Honeywell continues to stand out for its strong positions in aerospace systems, automation, and energy efficiency solutions. These segments provide steady demand even as broader industrial activity fluctuates. The company’s ability to maintain high operating margins and generate consistent free cash flow highlights disciplined management and operational strength.
Recent acquisitions and software investments are also expanding Honeywell’s exposure to digital industrial technology, giving it an edge as factories and infrastructure modernize. For investors, these strengths suggest Honeywell can sustain healthy earnings and gradually compound value through both innovation and stability.
Bear Case: Slower Growth and Limited Re-rating
Despite its quality, Honeywell’s growth remains modest compared to faster-moving peers. A slowdown in industrial spending or aerospace orders could pressure results, while rising input costs might limit margin expansion. Trading near 20× forward earnings, the stock already reflects a fair amount of optimism.

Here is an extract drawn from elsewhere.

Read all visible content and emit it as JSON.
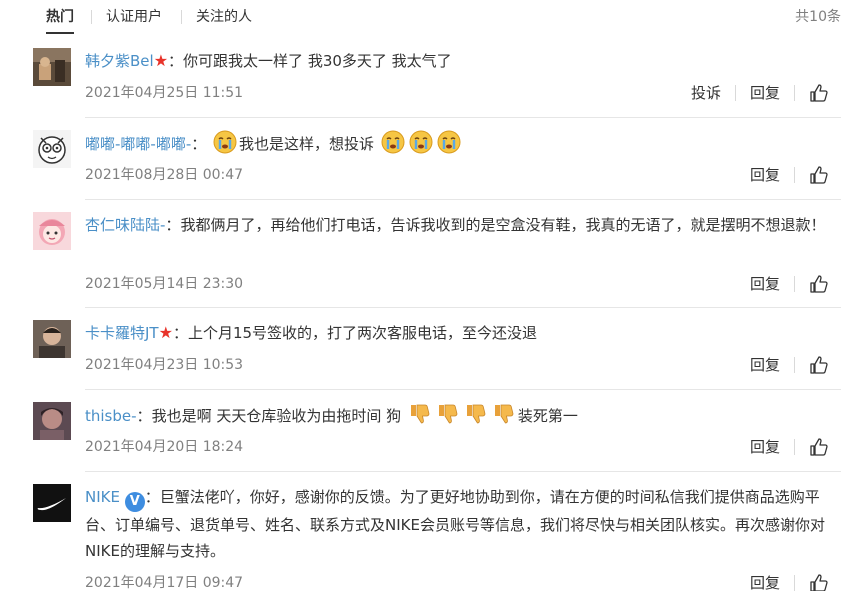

For investors, the risk is not dramatic downside but rather muted returns if growth stays around mid-single digits. Without a meaningful pickup in revenue momentum, Honeywell may continue to perform steadily but without major re-rating potential.
Outlook for 2027: What Could Honeywell Be Worth?
Based on analysts’ average estimates, TIKR’s Guided Valuation Model using a 20× forward P/E suggests Honeywell could trade around $263/share by 2027. That implies roughly 26% total upside, or about 11% annualized returns.
For investors, this points to a steady and predictable compounding story rather than a high-growth opportunity. Honeywell’s combination of durable margins, disciplined capital allocation, and growing automation exposure make it a dependable holding for those seeking consistent performance with limited volatility.